Recorrerás el histórico barrio de Belém en Lisboa probando pastel de Belém recién hecho, platos de bacalao y pasteles salados con locales, beberás vino verde en el Mercado de Campo de Ourique y escucharás historias mientras pasas por lugares emblemáticos como el Monasterio de los Jerónimos. Risas, sabores auténticos y momentos para recordar.
“Tienes que comerlo caliente,” sonrió nuestra guía Ana, mientras me pasaba un pastel de Belém tan recién hecho que la bolsa de papel aún estaba grasienta. Había oído hablar de estas tartas de crema — ¿quién no? — pero al morder esa masa hojaldrada frente a la antigua pastelería de Belém, con canela en los dedos y el aroma dulce flotando en la calle, todo cobró sentido. Había un señor mayor a nuestro lado que le guiñó un ojo a Ana y dijo algo en portugués que no entendí. Ella se rió y nos contó que lleva viniendo cada domingo durante treinta años. Eso me gustó.

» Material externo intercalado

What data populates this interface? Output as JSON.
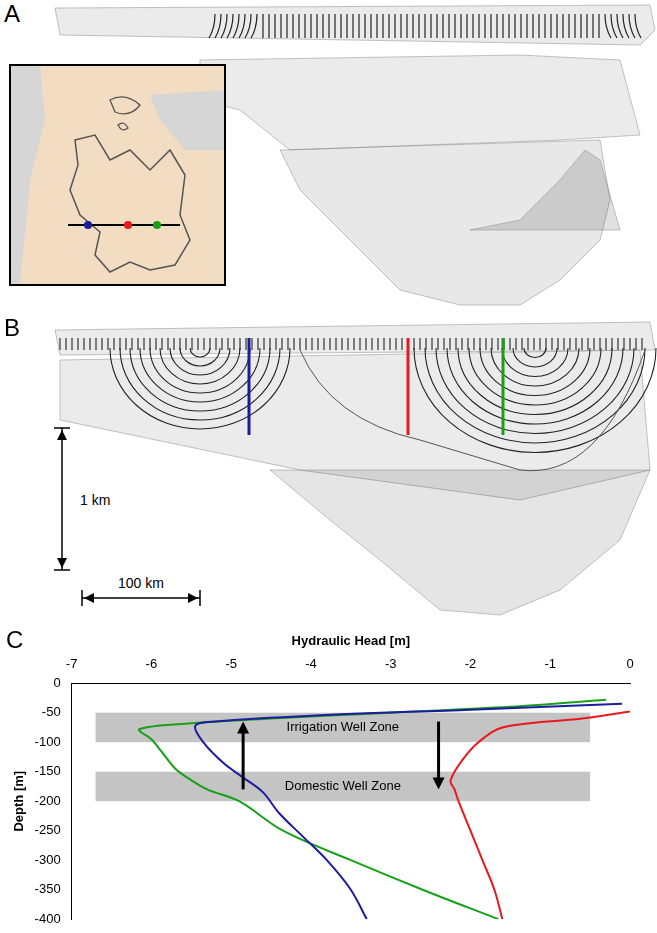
{
  "panels": [
    {
      "label": "A"
    },
    {
      "label": "B",
      "scale_bars": [
        "1 km",
        "100 km"
      ]
    }
  ],
  "chart_data": {
    "label": "C",
    "type": "line",
    "xlabel": "Hydraulic Head [m]",
    "ylabel": "Depth [m]",
    "xlim": [
      -7,
      0
    ],
    "xticks": [
      -7,
      -6,
      -5,
      -4,
      -3,
      -2,
      -1,
      0
    ],
    "ylim": [
      -400,
      0
    ],
    "yticks": [
      0,
      -50,
      -100,
      -150,
      -200,
      -250,
      -300,
      -350,
      -400
    ],
    "grid": false,
    "series": [
      {
        "color": "#1c1ca0",
        "line_style": "solid",
        "x": [
          -0.1,
          -2,
          -4,
          -5.2,
          -5.45,
          -5.35,
          -5.1,
          -4.85,
          -4.6,
          -4.4,
          -4.1,
          -3.8,
          -3.5,
          -3.3
        ],
        "values": [
          -35,
          -45,
          -55,
          -65,
          -72,
          -100,
          -135,
          -160,
          -185,
          -220,
          -260,
          -300,
          -350,
          -400
        ]
      },
      {
        "color": "#e8191e",
        "line_style": "solid",
        "x": [
          0,
          -0.6,
          -1.6,
          -1.9,
          -2.1,
          -2.25,
          -2.2,
          -2.15,
          -2,
          -1.85,
          -1.7,
          -1.6
        ],
        "values": [
          -48,
          -60,
          -75,
          -100,
          -130,
          -165,
          -180,
          -200,
          -250,
          -300,
          -350,
          -400
        ]
      },
      {
        "color": "#18a018",
        "line_style": "solid",
        "x": [
          -0.3,
          -1.5,
          -3,
          -4.5,
          -5.5,
          -6.15,
          -6,
          -5.85,
          -5.7,
          -5.55,
          -5.3,
          -4.9,
          -4.35,
          -3.5,
          -2.6,
          -1.65
        ],
        "values": [
          -28,
          -40,
          -50,
          -60,
          -68,
          -78,
          -95,
          -120,
          -145,
          -160,
          -180,
          -200,
          -250,
          -300,
          -350,
          -400
        ]
      }
    ],
    "zones": [
      {
        "text": "Irrigation Well Zone",
        "x": [
          -6.7,
          -0.5
        ],
        "y": [
          -100,
          -50
        ]
      },
      {
        "text": "Domestic Well Zone",
        "x": [
          -6.7,
          -0.5
        ],
        "y": [
          -200,
          -150
        ]
      }
    ],
    "arrows": [
      {
        "x": -4.85,
        "y": [
          -180,
          -65
        ]
      },
      {
        "x": -2.4,
        "y": [
          -65,
          -180
        ]
      }
    ]
  }
}
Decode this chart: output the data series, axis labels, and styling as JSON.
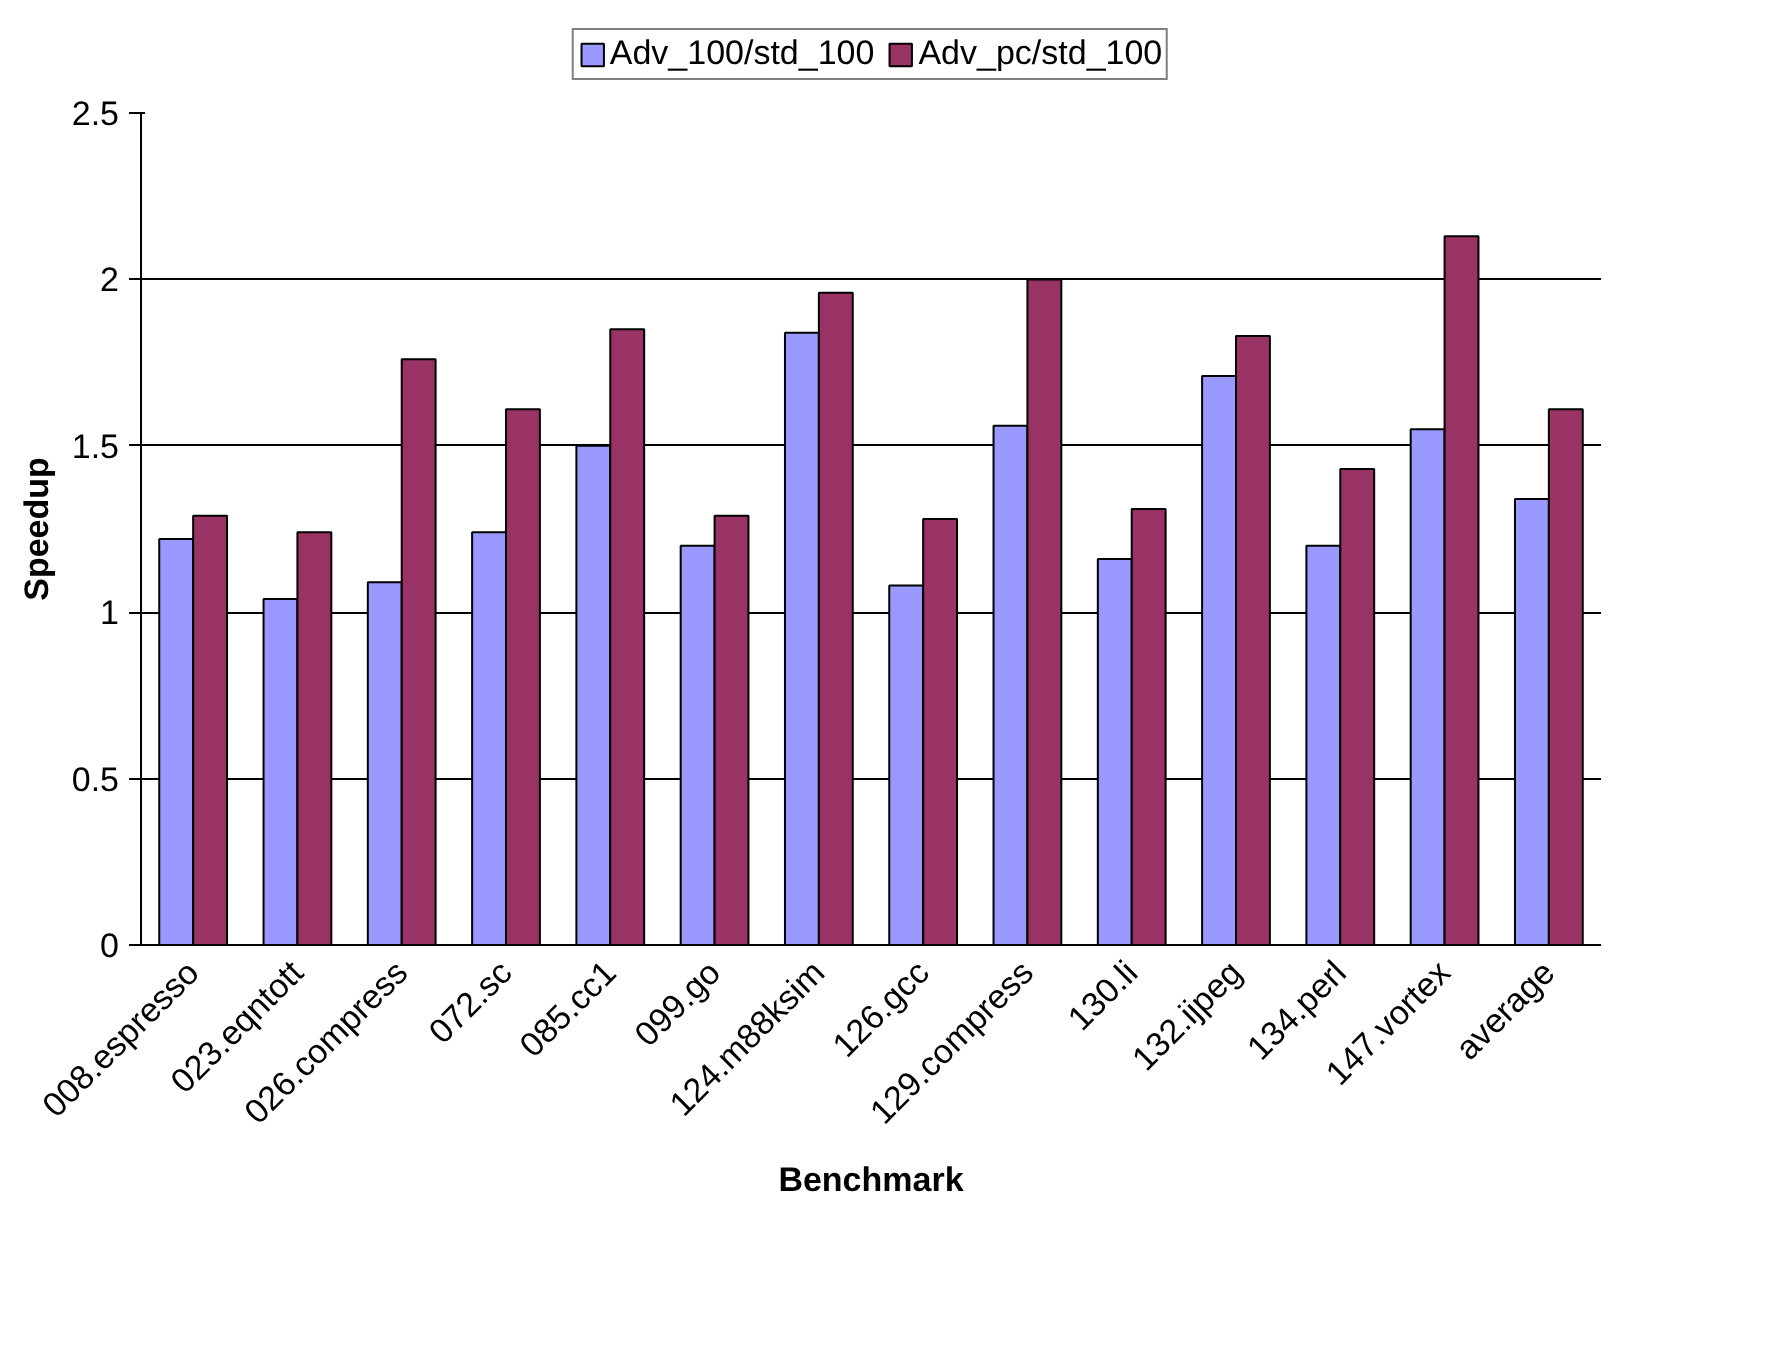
{
  "chart_data": {
    "type": "bar",
    "xlabel": "Benchmark",
    "ylabel": "Speedup",
    "categories": [
      "008.espresso",
      "023.eqntott",
      "026.compress",
      "072.sc",
      "085.cc1",
      "099.go",
      "124.m88ksim",
      "126.gcc",
      "129.compress",
      "130.li",
      "132.ijpeg",
      "134.perl",
      "147.vortex",
      "average"
    ],
    "series": [
      {
        "name": "Adv_100/std_100",
        "color": "#9999ff",
        "values": [
          1.22,
          1.04,
          1.09,
          1.24,
          1.5,
          1.2,
          1.84,
          1.08,
          1.56,
          1.16,
          1.71,
          1.2,
          1.55,
          1.34
        ]
      },
      {
        "name": "Adv_pc/std_100",
        "color": "#993366",
        "values": [
          1.29,
          1.24,
          1.76,
          1.61,
          1.85,
          1.29,
          1.96,
          1.28,
          2.0,
          1.31,
          1.83,
          1.43,
          2.13,
          1.61
        ]
      }
    ],
    "ylim": [
      0,
      2.5
    ],
    "yticks": [
      0,
      0.5,
      1,
      1.5,
      2,
      2.5
    ],
    "grid": "y",
    "legend": "top"
  }
}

El tour empezó cerca de la Central Tejo — que es más interesante de lo que parece, con sus ladrillos rojos y tuberías junto al río. Paseamos por jardines con estatuas (por un momento olvidé quiénes eran hasta que Ana señaló a Afonso de Albuquerque) y pasamos por palacios rosados donde se veían guardias moviéndose bajo el sol. En un momento paramos a probar sardinas enlatadas sobre pan tostado, que… bueno, al principio dudaba, pero resultó delicioso. La sal, un poco de aceite de oliva — quizá era estar ahí, junto al río Tajo, lo que hacía que todo supiera mejor.
No dejaba de pensar en cómo todos parecían conocer a Ana — saludaba o asentía a alguien casi en cada esquina. En el Mercado de Campo de Ourique nos sirvió vasitos de vino verde (“¡que no es verde!” se rió) y un crujiente pastel de masa tenra que se deshacía al morderlo. Había música de fondo, gente charlando durante el almuerzo, ese murmullo tranquilo que solo se siente cuando los locales disfrutan de verdad. No tuvimos prisa; también paseamos sin apuros por el Monasterio de los Jerónimos, su piedra captando la luz del atardecer mientras picoteábamos chocolate artesanal de una tienda escondida en una calle lateral.
No esperaba sentirme tan a gusto paseando con desconocidos por Belém — ni preocuparme tanto por qué pastel venía de qué pastelería — pero ahora, cuando pienso en Lisboa, son esos pequeños detalles los que se quedan: la canela en mis manos, las historias de Ana sobre exploradores y presidentes, el sabor del bacalao cuando no esperas mucho y terminas limpiando el plato. Así que sí… si buscas un tour gastronómico en Lisboa que se sienta como que alguien te muestra su barrio (y con mucha comida), este es el indicado.
El tour suele durar entre 3 y 4 horas mientras caminas entre las paradas con tu guía en Belém.
Probarás pasteles de crema pastel de Belém, bacalao con patatas y espinacas, pescado enlatado con pan tostado, chocolates artesanales, pastel de masa tenra (salado), vino verde, agua y un plato secreto.
Sí, un guía local autorizado acompaña al grupo por Belém contando historias y explicando cada parada.
El contenido no especifica opciones vegetarianas; algunos platos llevan pescado o carne.
No se mencionan entradas; el enfoque está en las degustaciones mientras se pasa por lugares como el Monasterio de los Jerónimos.
No incluye recogida; hay transporte público cercano para llegar fácilmente al punto de inicio.
Sí, los bebés pueden ir en cochecito o sentarse en el regazo de un adulto durante el recorrido.
Se recomienda un nivel moderado de condición física por las caminatas entre paradas; no es ideal para personas con problemas cardiovasculares graves.
Tu día incluye todas las degustaciones: pasteles de crema pastel de Belém recién horneados y aún calientes, pasteles salados como el pastel de masa tenra, bacalao dorado con patatas y espinacas, chocolates artesanales de tiendas locales, pescado enlatado servido sobre pan tostado, junto con vino verde y agua — todo guiado por un experto local autorizado mientras recorres el histórico barrio de Belém en Lisboa.